Geo Group called Warren’s announcement “a continuation of politically motivated attacks based on false narratives” in an emailed response to CBS MoneyWatch. It added that the company’s facilities are “highly rated by independent accreditation entities” and are operated as they were under the Obama administration.
The company said: “We would welcome lawmakers, including Senator Warren, to visit our facilities, speak with our employees and hear directly from those individuals in our care.”
Big spenders in Washington
Private prison companies gave a record $1.6 million to candidates and other interests in the 2016 election cycle, according to OpenSecrets, which tracks government filings of campaign finances. That’s almost triple 2014’s level and more than double the donations given during the 2012 presidential race, according to OpenSecrets. Geo Group accounted for most of that, at about $1.48 million.

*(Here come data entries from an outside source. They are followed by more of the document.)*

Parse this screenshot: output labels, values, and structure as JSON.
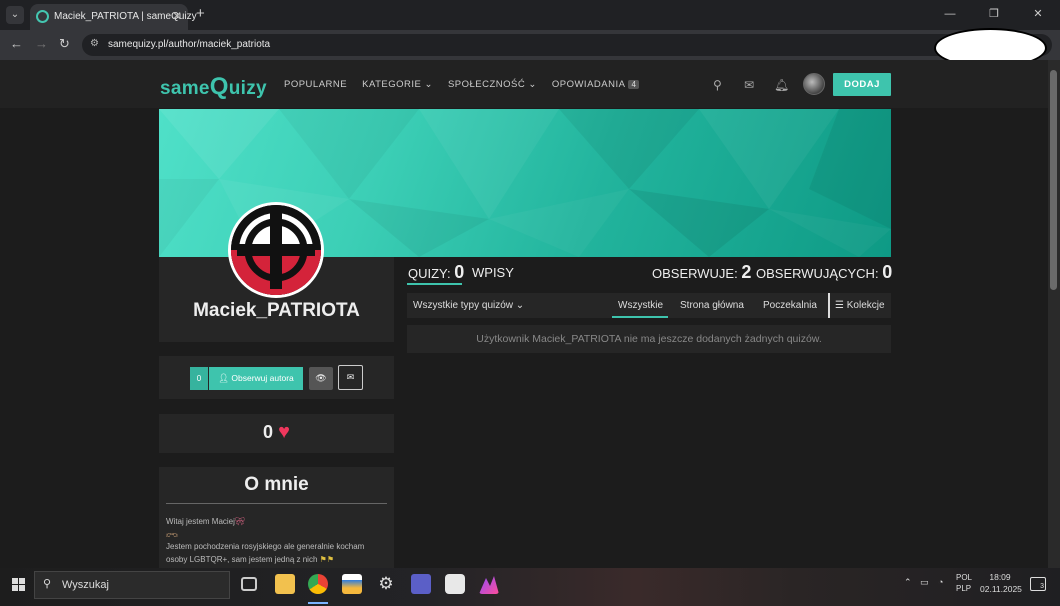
{
  "browser": {
    "tab_title": "Maciek_PATRIOTA | sameQuizy",
    "tab_close": "✕",
    "new_tab": "+",
    "url": "samequizy.pl/author/maciek_patriota",
    "window_buttons": [
      "—",
      "❐",
      "✕"
    ]
  },
  "site": {
    "logo_prefix": "same",
    "logo_q": "Q",
    "logo_suffix": "uizy",
    "nav": [
      {
        "label": "POPULARNE"
      },
      {
        "label": "KATEGORIE ⌄"
      },
      {
        "label": "SPOŁECZNOŚĆ ⌄"
      },
      {
        "label": "OPOWIADANIA",
        "badge": "4"
      }
    ],
    "add_button": "DODAJ"
  },
  "profile": {
    "username": "Maciek_PATRIOTA",
    "follow_count": "0",
    "follow_label": "Obserwuj autora",
    "likes": "0",
    "about_title": "O mnie",
    "about_lines": [
      "Witaj jestem Maciej",
      "",
      "Jestem pochodzenia rosyjskiego ale generalnie kocham",
      "osoby LGBTQR+, sam jestem jedną z nich"
    ]
  },
  "stats": {
    "quizy_label": "QUIZY:",
    "quizy_value": "0",
    "wpisy_label": "WPISY",
    "obserwuje_label": "OBSERWUJE:",
    "obserwuje_value": "2",
    "obserwujacych_label": "OBSERWUJĄCYCH:",
    "obserwujacych_value": "0"
  },
  "filters": {
    "type_select": "Wszystkie typy quizów ⌄",
    "tabs": [
      "Wszystkie",
      "Strona główna",
      "Poczekalnia"
    ],
    "active_tab": "Wszystkie",
    "collections": "Kolekcje"
  },
  "empty_message": "Użytkownik Maciek_PATRIOTA nie ma jeszcze dodanych żadnych quizów.",
  "taskbar": {
    "search": "Wyszukaj",
    "lang_top": "POL",
    "lang_bottom": "PLP",
    "time": "18:09",
    "date": "02.11.2025",
    "notifications": "3"
  },
  "colors": {
    "accent": "#3ec4ad",
    "heart": "#f0375d",
    "background": "#1c1c1c",
    "card": "#262626"
  }
}
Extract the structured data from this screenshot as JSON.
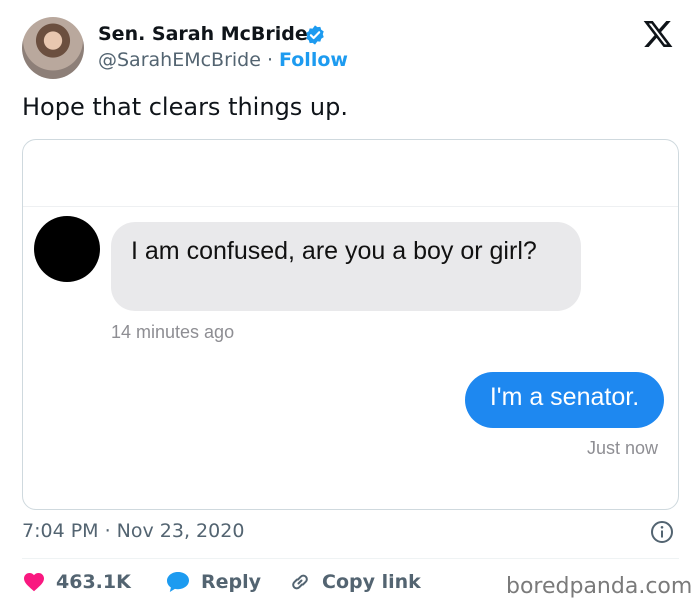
{
  "author": {
    "name": "Sen. Sarah McBride",
    "handle": "@SarahEMcBride",
    "separator": " · ",
    "follow_label": "Follow"
  },
  "tweet": {
    "text": "Hope that clears things up.",
    "timestamp": "7:04 PM · Nov 23, 2020"
  },
  "conversation": {
    "incoming": {
      "text": "I am confused, are you a boy or girl?",
      "time": "14 minutes ago"
    },
    "outgoing": {
      "text": "I'm a senator.",
      "time": "Just now"
    }
  },
  "actions": {
    "like_count": "463.1K",
    "reply_label": "Reply",
    "copy_label": "Copy link"
  },
  "watermark": "boredpanda.com",
  "colors": {
    "accent_blue": "#1d9bf0",
    "imessage_blue": "#1e88f0",
    "like_red": "#f91880",
    "muted_text": "#536471"
  },
  "icons": [
    "verified-badge-icon",
    "x-logo-icon",
    "info-icon",
    "heart-icon",
    "reply-bubble-icon",
    "link-icon"
  ]
}
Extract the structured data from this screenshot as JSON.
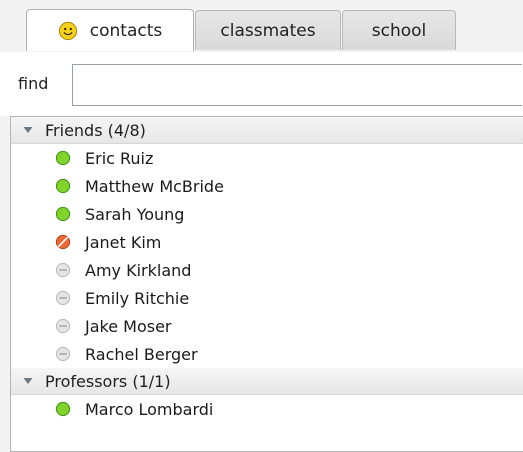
{
  "tabs": [
    {
      "label": "contacts",
      "icon": "smiley-icon",
      "active": true
    },
    {
      "label": "classmates",
      "active": false
    },
    {
      "label": "school",
      "active": false
    }
  ],
  "search": {
    "label": "find",
    "value": "",
    "placeholder": ""
  },
  "groups": [
    {
      "title": "Friends (4/8)",
      "contacts": [
        {
          "name": "Eric Ruiz",
          "status": "online"
        },
        {
          "name": "Matthew McBride",
          "status": "online"
        },
        {
          "name": "Sarah Young",
          "status": "online"
        },
        {
          "name": "Janet Kim",
          "status": "busy"
        },
        {
          "name": "Amy Kirkland",
          "status": "offline"
        },
        {
          "name": "Emily Ritchie",
          "status": "offline"
        },
        {
          "name": "Jake Moser",
          "status": "offline"
        },
        {
          "name": "Rachel Berger",
          "status": "offline"
        }
      ]
    },
    {
      "title": "Professors (1/1)",
      "contacts": [
        {
          "name": "Marco Lombardi",
          "status": "online"
        }
      ]
    }
  ],
  "colors": {
    "online": "#7fd32a",
    "busy": "#ef6a33",
    "offline": "#d6d6d6",
    "accent": "#f6c800"
  }
}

In the first quarter of this year, CoreCivic spent $370,000 on Washington lobbying, and it retains at least seven different law firms or lobbying groups, Politico reported this week, citing regulatory filings.
Geo Group gave $250,000 to Mr. Trump’s inaugural committee and has held its annual leadership conference at the Trump National Doral Golf Club. The company spent $370,000 in the first quarter and retains nine different firms or entities, according to Politico.
Structured for low taxes
The two biggest for-profit prison companies are organized as real estate investment trusts, known as REITS. Under the structure, 90% of the company’s taxable income must be distributed to shareholders, and the company doesn’t pay federal taxes on those gains.
CoreCivic, formerly Corrections Corp. of America, and Geo Group each switched to the REIT structure in 2013, according to regulatory filings. The structure makes it more advantageous for the companies to own their facilities rather than just manage them.